Mutant nsp1β with reduced ability to antagonize IRF3 mediated gene induction. ISG56 luciferase assay was performed with nsp1β alanine scanning mutant (A) and nsp1β protease active site mutants (B). HEK-293TLR3 cells were co-transfected with indicated nsp1β mutant expression plasmids (0.5 μg) or empty vector (vector), ISG56-luciferase plasmid (0.4 μg), and pRLTK (0.01 μg). At 40 h post-transfection, cells were treated with 5 μg/ml dsRNA for 6 h and assayed for luciferase activity. The panel below the bar graph shows the protein expression of respective mutant nsp1β detected using anti-FLAG antibody. Bars represent average (n=3) relative ISG56 promoter activities compared to vector control (converted to100%). Mutants whose ISG56 promoter activities are significantly different from wt nsp1β are indicated with an asterisk ‘^⁎’ (p<0.05).
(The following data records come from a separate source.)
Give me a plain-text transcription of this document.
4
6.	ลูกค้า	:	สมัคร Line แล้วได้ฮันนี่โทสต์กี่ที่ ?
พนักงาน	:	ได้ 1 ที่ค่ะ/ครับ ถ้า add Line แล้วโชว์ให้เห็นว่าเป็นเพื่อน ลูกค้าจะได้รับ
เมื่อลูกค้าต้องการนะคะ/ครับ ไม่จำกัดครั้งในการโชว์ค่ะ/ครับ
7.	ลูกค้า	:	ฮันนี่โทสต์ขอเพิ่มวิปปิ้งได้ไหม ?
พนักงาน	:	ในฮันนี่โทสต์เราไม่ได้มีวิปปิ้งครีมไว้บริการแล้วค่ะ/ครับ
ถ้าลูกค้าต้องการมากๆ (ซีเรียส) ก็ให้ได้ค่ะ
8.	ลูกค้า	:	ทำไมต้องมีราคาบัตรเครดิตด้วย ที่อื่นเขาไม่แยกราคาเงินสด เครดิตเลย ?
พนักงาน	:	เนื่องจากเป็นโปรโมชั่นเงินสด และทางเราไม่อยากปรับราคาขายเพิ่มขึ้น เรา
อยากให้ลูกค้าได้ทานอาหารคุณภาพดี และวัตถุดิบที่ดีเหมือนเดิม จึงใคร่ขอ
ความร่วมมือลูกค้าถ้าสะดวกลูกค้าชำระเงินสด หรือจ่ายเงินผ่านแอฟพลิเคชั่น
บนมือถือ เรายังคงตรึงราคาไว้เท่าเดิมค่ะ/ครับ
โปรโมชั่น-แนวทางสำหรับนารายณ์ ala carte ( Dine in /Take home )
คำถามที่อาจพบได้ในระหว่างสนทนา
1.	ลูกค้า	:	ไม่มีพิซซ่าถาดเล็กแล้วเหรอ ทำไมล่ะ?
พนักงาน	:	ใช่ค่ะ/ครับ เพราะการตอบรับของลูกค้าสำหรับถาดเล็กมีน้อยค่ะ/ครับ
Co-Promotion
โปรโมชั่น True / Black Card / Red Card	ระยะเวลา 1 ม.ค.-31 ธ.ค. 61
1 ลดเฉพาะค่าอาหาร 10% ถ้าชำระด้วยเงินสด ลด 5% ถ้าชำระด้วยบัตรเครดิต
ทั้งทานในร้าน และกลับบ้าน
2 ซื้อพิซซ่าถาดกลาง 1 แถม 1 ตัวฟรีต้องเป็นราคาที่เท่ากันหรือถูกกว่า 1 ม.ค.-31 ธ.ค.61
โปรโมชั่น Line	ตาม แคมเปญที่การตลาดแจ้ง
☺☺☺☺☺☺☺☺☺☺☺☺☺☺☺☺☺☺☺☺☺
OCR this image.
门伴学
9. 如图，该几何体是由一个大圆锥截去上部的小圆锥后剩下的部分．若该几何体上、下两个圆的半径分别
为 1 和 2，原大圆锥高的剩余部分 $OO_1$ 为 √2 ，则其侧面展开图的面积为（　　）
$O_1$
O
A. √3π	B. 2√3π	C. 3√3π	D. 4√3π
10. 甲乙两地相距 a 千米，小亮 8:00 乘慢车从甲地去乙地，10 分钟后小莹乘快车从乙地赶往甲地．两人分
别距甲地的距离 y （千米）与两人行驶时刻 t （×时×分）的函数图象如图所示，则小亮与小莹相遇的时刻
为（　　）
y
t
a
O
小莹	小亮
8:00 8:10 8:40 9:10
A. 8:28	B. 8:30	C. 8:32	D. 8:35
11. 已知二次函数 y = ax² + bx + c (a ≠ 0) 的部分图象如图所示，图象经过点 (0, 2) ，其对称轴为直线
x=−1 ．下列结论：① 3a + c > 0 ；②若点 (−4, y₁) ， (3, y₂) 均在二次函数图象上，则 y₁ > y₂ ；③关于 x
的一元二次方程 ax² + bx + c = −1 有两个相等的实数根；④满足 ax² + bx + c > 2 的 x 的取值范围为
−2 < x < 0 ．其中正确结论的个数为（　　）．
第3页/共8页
Beta-actin served as loading control.

Fig. 3

Characterization of 16-5A mutant virusin vitro. (A) Hela cells were transfected with FLAG-tagged wt nsp1β or 16-5A mutant expression plasmid. Nsp1β's (in green) localization was determined 24 h post-transfection by indirect immunofluorescence using anti-FLAG antibody. Position of nucleus is indicated by DAPI (4,6-diamidino-2-phenylindole) (blue) by staining in the merge image (right). (B) Multiple step growth kinetics of 16-5A virus in comparison to parental wt virus. Monocyte-derived macrophages were infected with 0.1 MOI of both viruses and culture supernatant were collected at indicated time post-infection. They were titrated in MARC-145 cells and titers are expressed in Log₁₀TCID₅₀/ml. Error bars indicate SEM values derived from three independent experiments (‘^⁎’ indicates p<0.05). (For interpretation of the references to color in this figure legend, the reader is referred to the web version of this article.)

Fig. 4

The 16-5A mutant induces higher level of type I IFN mRNAs. Porcine monocyte- derived macrophages were mock-infected/infected with 1 MOI of 16-5A mutant or wt FL12 virus. Total RNA isolated from cells was reverse transcribed and real time PCR was done for detection of porcine IFN-α (A), IFN-β (B) mRNA. The mRNA copy numbers were calculated after normalization with porcine β-actin copy number and expressed relative to mock control. Bars show average of mRNA copy numbers±SEM from three independent experiments (‘^⁎’ indicates p<0.05). (C) MARC-145 cells infected with 16-5A/wt virus and 12 h post-infection were super-infected with sendai virus (SeV) 50 HA (hemagglutinating) Units/ml to induce IFN synthesis for another 12 h. ISG56 protein level was detected by immunoblotting. The β-actin served as loading control.

Fig. 5

Growth attenuation and instability of 16-5A virusin vivo. (A) The in vivo growth property of 16-5A virus. Wt FL12 or 16-5A mutant viruses were inoculated into growing pigs and serum was collected at indicated days post-infection. After isolation of total RNA from serum, 4 μl of RNA was used in a single step real-time PCR reaction to detect viral RNA copy numbers. The bars represent mean of the viral RNA copy number from 4 different animals in each group. Error bars indicate SEM values. (^⁎ indicate p<0.05 and ns is not significant). (B) Mutations in the nsp1β in 16-5A infected pigs. The nsp1β region was amplified by reverse transcription PCR from the serum of 16-5A mutant virus infected pigs at indicated days post-infection (dpi). The amino acid sequences from number 16 to 20 of nsp1β of different dpi were aligned. The 0 dpi indicates the inoculated mutant sequence and dot (.) indicates no change in amino acid. The wt nsp1β sequence is mentioned in bottom for comparison. (C) ISG56 luciferase assay to determine the level of suppression of IRF3 dependent activation by nsp1β wt and nsp1β TVmut. Luciferase assay was performed and the results are presented as mentioned earlier (‘^⁎’ indicates p<0.05).